Sadam: il progetto non c'è, il Comune lancia l'ultimatum
Sulla Sadam non si può andare oltre Luglio e bisogna decidere alla svelta, sia sulla centrale che su eventuali ipotesi alternative. E' questo, in sintesi, il messaggio che l'amministrazione comunale di Castiglion Fiorentino lancia dopo l'incontro avvenuto due giorni fa in Regione, a cui hanno partecipato oltre al Sindaco Brandi anche il neo-presidente provinciale Vasai, rappresentanti dei sindacati, della associazioni degli agricoltori e della Powercrop.
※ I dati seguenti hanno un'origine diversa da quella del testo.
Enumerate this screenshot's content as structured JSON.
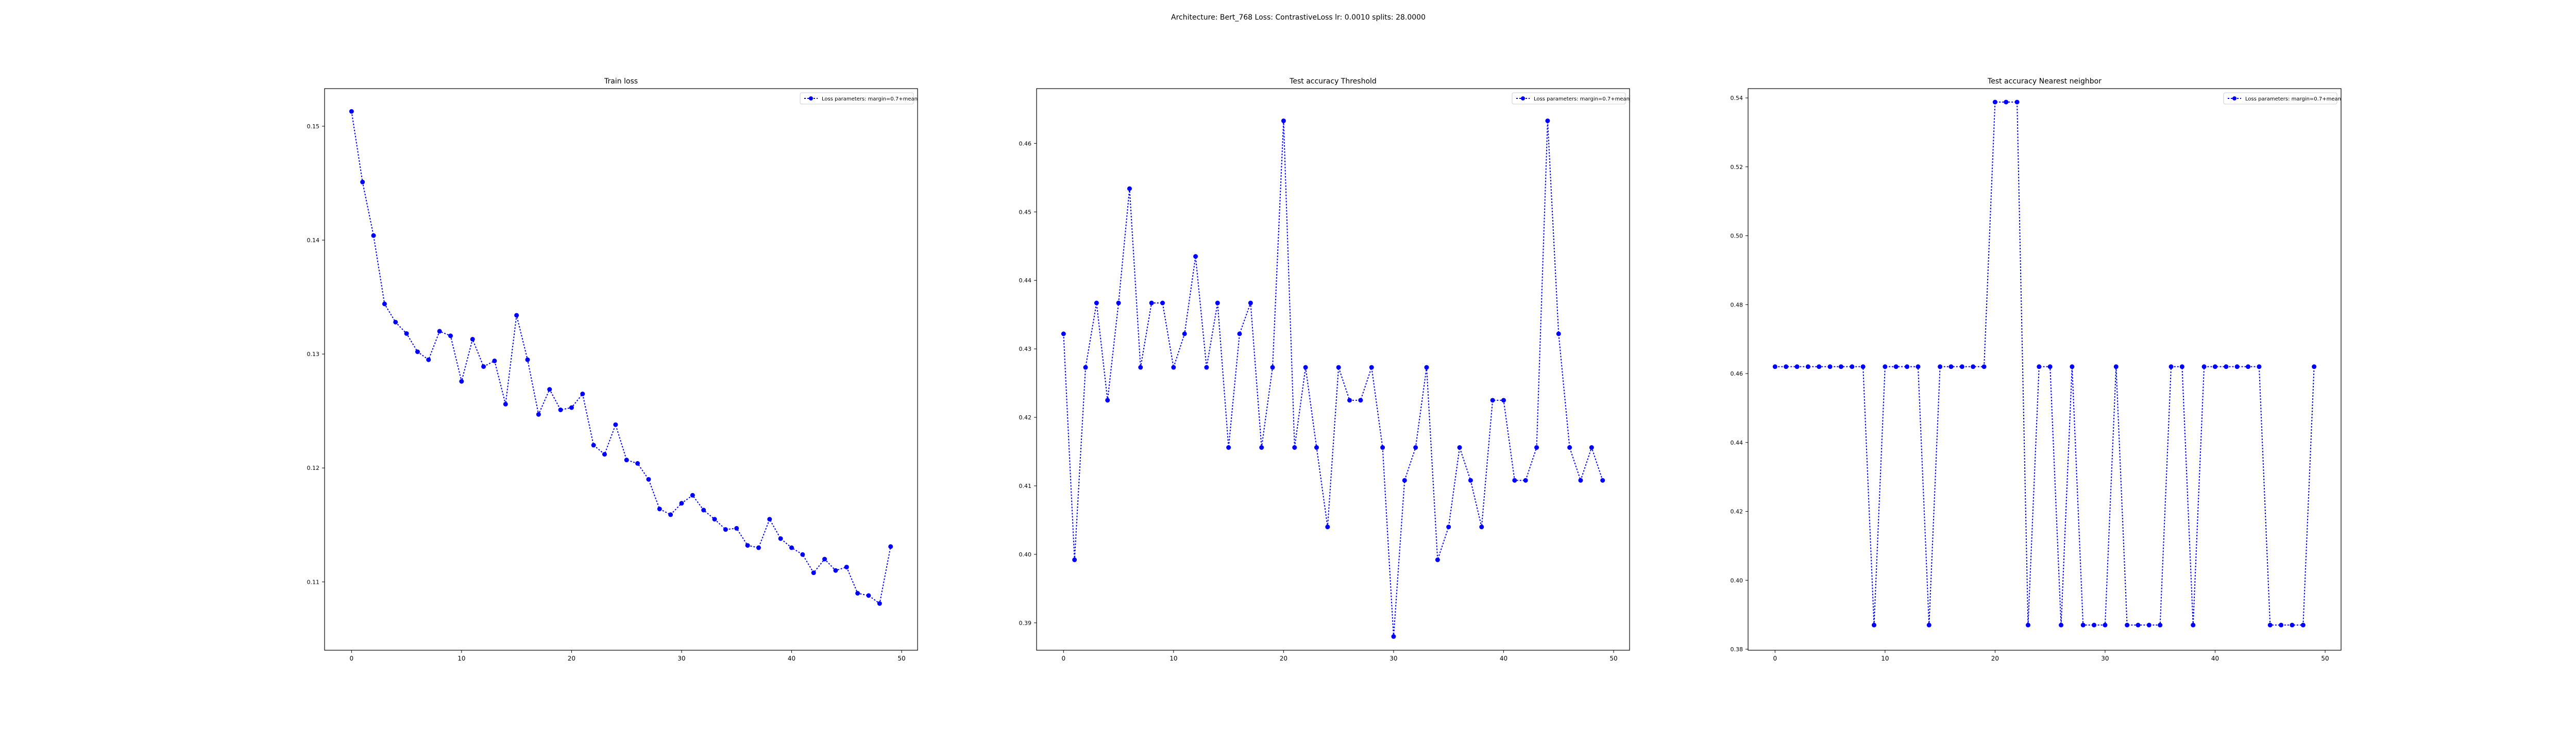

L'incontro ha riconfermato che la situazione è in fase di assoluto stallo e che l'atteso progetto dell'azienda proprietaria dello stabilimento non è ancora stato presentato. Mancando il progetto manca tutto il resto, col disappunto di tutti, esternato in vario modo. I Sindacati lamentano gli oltre due anni di incertezze per gli operai, le associazioni degli agricoltori pare non siano ancora arrivate ad accordarsi con l'azienda proponente per la tutela della filiera, Sindaco e Presidente della provincia mal digeriscono ulteriori rinvii e inoltre il Sindaco continua a ribadire i suoi "paletti" che sono quelli (si legge in un comunicato) "criticità di natura urbanistica (...) necessità di trovare soluzioni che consentano in ogni caso di mantenere l’occupazione e di creare nuovo sviluppo tutelando ambiente e salute"
Adesso le date della speranza sono due. La prima è quella del 17 Luglio, con un nuovo incontro in Regione; la seconda quella del 22 quando a Roma, in sede ministeriale, si dovrà fare un nuovo punto della situazione.